The NRF also found a huge gap between the number of loss prevention employees that are needed and the number that are expected. The organization said the average loss prevention team has 43.6 employees for every $1 billion in sales. Among apparel retailers, the average team has only 19.5 employees per $1 billion in sales, another clear correlation between higher shoplifting and employee theft and low loss prevention numbers. It certainly seems that apparel retailers should spend more than they do on loss prevention if they’re going to battle these two sources of retail shrink.

The NRF added that all survey respondents reported that to be successful, they needed 6.9 more loss prevention employees, on average, than what they had.

Shock waves through the retail industry

The worsening retail shrink is part of a bigger picture that illustrates how traditional retailers are struggling. NBC News reported earlier this month that more than 1,000 brick-and-mortar stores shut down in one week, and Forbes reported in March that 21 retailers announced closures for nearly 3,600 stores this year. At a time when consumers are spending more online and less at brick-and-mortar stores, traditional retailers can ill afford growing retail shrink. Every last dollar is being squeezed. Workers are being affected too, as the Bureau of Labor Statistics found a decline in the number of people whose jobs were retail salespeople, even as the overall unemployment rate declined.

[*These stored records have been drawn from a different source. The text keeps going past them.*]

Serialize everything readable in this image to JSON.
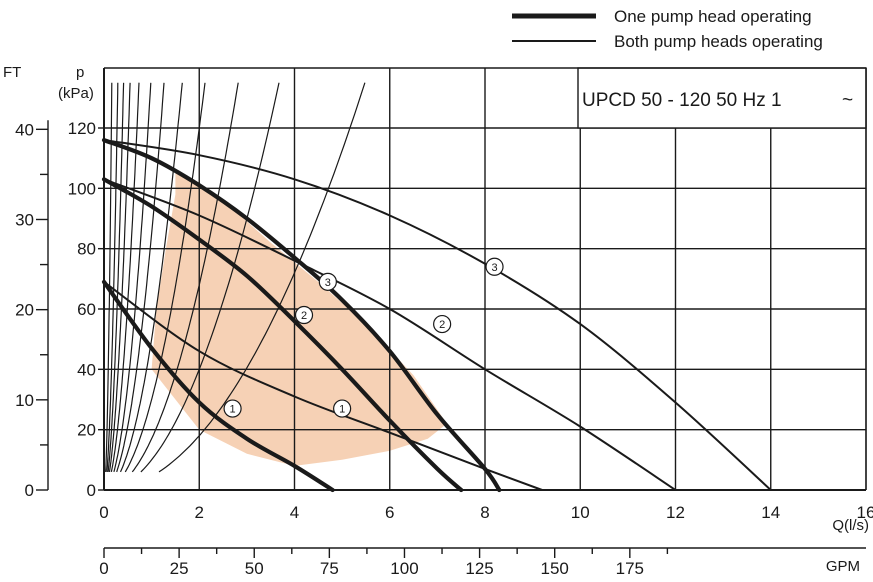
{
  "chart_data": {
    "type": "line",
    "title": "UPCD 50 - 120  50 Hz 1",
    "title_symbol": "~",
    "legend": {
      "placement": "top-right",
      "entries": [
        {
          "label": "One pump head operating",
          "style": "thick"
        },
        {
          "label": "Both pump heads operating",
          "style": "thin"
        }
      ]
    },
    "xlabel": "Q(l/s)",
    "x_unit_secondary": "GPM",
    "ylabel": "p\n(kPa)",
    "ylabel_lines": [
      "p",
      "(kPa)"
    ],
    "y_unit_secondary": "FT",
    "xlim": [
      0,
      16
    ],
    "ylim": [
      0,
      120
    ],
    "x_ticks": [
      0,
      2,
      4,
      6,
      8,
      10,
      12,
      14,
      16
    ],
    "y_ticks": [
      0,
      20,
      40,
      60,
      80,
      100,
      120
    ],
    "gpm_ticks": [
      0,
      25,
      50,
      75,
      100,
      125,
      150,
      175
    ],
    "ft_ticks": [
      0,
      10,
      20,
      30,
      40
    ],
    "grid": true,
    "colors": {
      "shade": "#f5c9a8",
      "line": "#1a1a1a",
      "grid": "#1a1a1a"
    },
    "series": [
      {
        "name": "1",
        "group": "one-head",
        "x": [
          0,
          1,
          2,
          3,
          4,
          4.8
        ],
        "y": [
          69,
          47,
          29,
          17,
          8,
          0
        ]
      },
      {
        "name": "2",
        "group": "one-head",
        "x": [
          0,
          1,
          2,
          3,
          4,
          5,
          6,
          7,
          7.5
        ],
        "y": [
          103,
          94,
          83,
          71,
          56,
          40,
          23,
          7,
          0
        ]
      },
      {
        "name": "3",
        "group": "one-head",
        "x": [
          0,
          1,
          2,
          3,
          4,
          5,
          6,
          7,
          8,
          8.3
        ],
        "y": [
          116,
          110,
          101,
          90,
          77,
          63,
          46,
          25,
          7,
          0
        ]
      },
      {
        "name": "1",
        "group": "both-heads",
        "x": [
          0,
          2,
          4,
          6,
          8,
          9.2
        ],
        "y": [
          69,
          46,
          31,
          19,
          7,
          0
        ]
      },
      {
        "name": "2",
        "group": "both-heads",
        "x": [
          0,
          2,
          4,
          6,
          8,
          10,
          12
        ],
        "y": [
          103,
          91,
          76,
          60,
          40,
          21,
          0
        ]
      },
      {
        "name": "3",
        "group": "both-heads",
        "x": [
          0,
          2,
          4,
          6,
          8,
          10,
          12,
          14
        ],
        "y": [
          116,
          111,
          103,
          91,
          75,
          55,
          29,
          0
        ]
      }
    ],
    "curve_markers": [
      {
        "text": "1",
        "x": 2.7,
        "y": 27
      },
      {
        "text": "2",
        "x": 4.2,
        "y": 58
      },
      {
        "text": "3",
        "x": 4.7,
        "y": 69
      },
      {
        "text": "1",
        "x": 5.0,
        "y": 27
      },
      {
        "text": "2",
        "x": 7.1,
        "y": 55
      },
      {
        "text": "3",
        "x": 8.2,
        "y": 74
      }
    ],
    "system_curve_constants": [
      5000,
      1600,
      800,
      450,
      250,
      140,
      85,
      50,
      30,
      17,
      10,
      4.5
    ],
    "system_curve_ymin": 6,
    "shaded_region": {
      "x": [
        1.5,
        1.3,
        1.1,
        1.0,
        2.0,
        3.0,
        4.0,
        5.0,
        6.0,
        6.8,
        7.2,
        6.5,
        5.5,
        4.5,
        3.5,
        2.5,
        1.5
      ],
      "y": [
        98,
        80,
        60,
        40,
        20,
        12,
        8,
        10,
        13,
        17,
        22,
        38,
        55,
        69,
        82,
        96,
        106
      ]
    }
  }
}
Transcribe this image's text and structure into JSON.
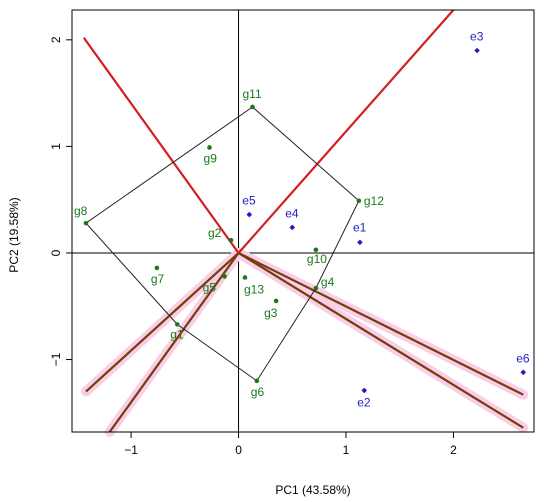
{
  "chart_data": {
    "type": "scatter",
    "xlabel": "PC1 (43.58%)",
    "ylabel": "PC2 (19.58%)",
    "xlim": [
      -1.55,
      2.75
    ],
    "ylim": [
      -1.68,
      2.28
    ],
    "xticks": [
      {
        "value": -1,
        "label": "−1"
      },
      {
        "value": 0,
        "label": "0"
      },
      {
        "value": 1,
        "label": "1"
      },
      {
        "value": 2,
        "label": "2"
      }
    ],
    "yticks": [
      {
        "value": -1,
        "label": "−1"
      },
      {
        "value": 0,
        "label": "0"
      },
      {
        "value": 1,
        "label": "1"
      },
      {
        "value": 2,
        "label": "2"
      }
    ],
    "grid": false,
    "colors": {
      "genotype": "#1a7a1a",
      "environment": "#1f1fbf",
      "polygon": "#222222",
      "sector_ray": "#d41e1e",
      "perpendicular_ray": "#7a3b0c",
      "halo": "#f7cfe6",
      "reference_lines": "#000000"
    },
    "genotypes": [
      {
        "label": "g1",
        "x": -0.57,
        "y": -0.67
      },
      {
        "label": "g2",
        "x": -0.07,
        "y": 0.12
      },
      {
        "label": "g3",
        "x": 0.35,
        "y": -0.45
      },
      {
        "label": "g4",
        "x": 0.72,
        "y": -0.33
      },
      {
        "label": "g5",
        "x": -0.13,
        "y": -0.22
      },
      {
        "label": "g6",
        "x": 0.17,
        "y": -1.2
      },
      {
        "label": "g7",
        "x": -0.76,
        "y": -0.14
      },
      {
        "label": "g8",
        "x": -1.42,
        "y": 0.28
      },
      {
        "label": "g9",
        "x": -0.27,
        "y": 0.99
      },
      {
        "label": "g10",
        "x": 0.72,
        "y": 0.03
      },
      {
        "label": "g11",
        "x": 0.13,
        "y": 1.37
      },
      {
        "label": "g12",
        "x": 1.12,
        "y": 0.49
      },
      {
        "label": "g13",
        "x": 0.06,
        "y": -0.23
      }
    ],
    "environments": [
      {
        "label": "e1",
        "x": 1.13,
        "y": 0.1
      },
      {
        "label": "e2",
        "x": 1.17,
        "y": -1.29
      },
      {
        "label": "e3",
        "x": 2.22,
        "y": 1.9
      },
      {
        "label": "e4",
        "x": 0.5,
        "y": 0.24
      },
      {
        "label": "e5",
        "x": 0.1,
        "y": 0.36
      },
      {
        "label": "e6",
        "x": 2.65,
        "y": -1.12
      }
    ],
    "polygon_order": [
      "g11",
      "g12",
      "g4",
      "g6",
      "g1",
      "g8"
    ],
    "sector_rays": [
      {
        "x": -1.44,
        "y": 2.02
      },
      {
        "x": 2.0,
        "y": 2.28
      }
    ],
    "perpendicular_rays": [
      {
        "x": -1.42,
        "y": -1.3
      },
      {
        "x": -1.2,
        "y": -1.68
      },
      {
        "x": 2.65,
        "y": -1.33
      },
      {
        "x": 2.65,
        "y": -1.64
      }
    ]
  }
}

Amazon’s announced acquisition of Whole Foods expanded the concern beyond other types of retail stores to supermarkets. Shares of grocery store chains like Supervalu plunged on the news as investors began to worry that after taking out department store chains like Sears and J.C. Penney, Amazon now has its sights set on grocery stores.

E-commerce retailers such as Amazon don’t have to battle shoplifting because they don’t have physical stores that allow consumers the opportunity to steal things, which eliminates one huge source of shrink. Amazon has been shifting into brick-and-mortar retail gradually, first with its own bookstores and now with the Whole Foods purchase. As a result, it will have to deal with the issue of shoplifting, but with so much of its business being online, shoplifting is likely to remain only a small piece of the shrink Amazon experiences.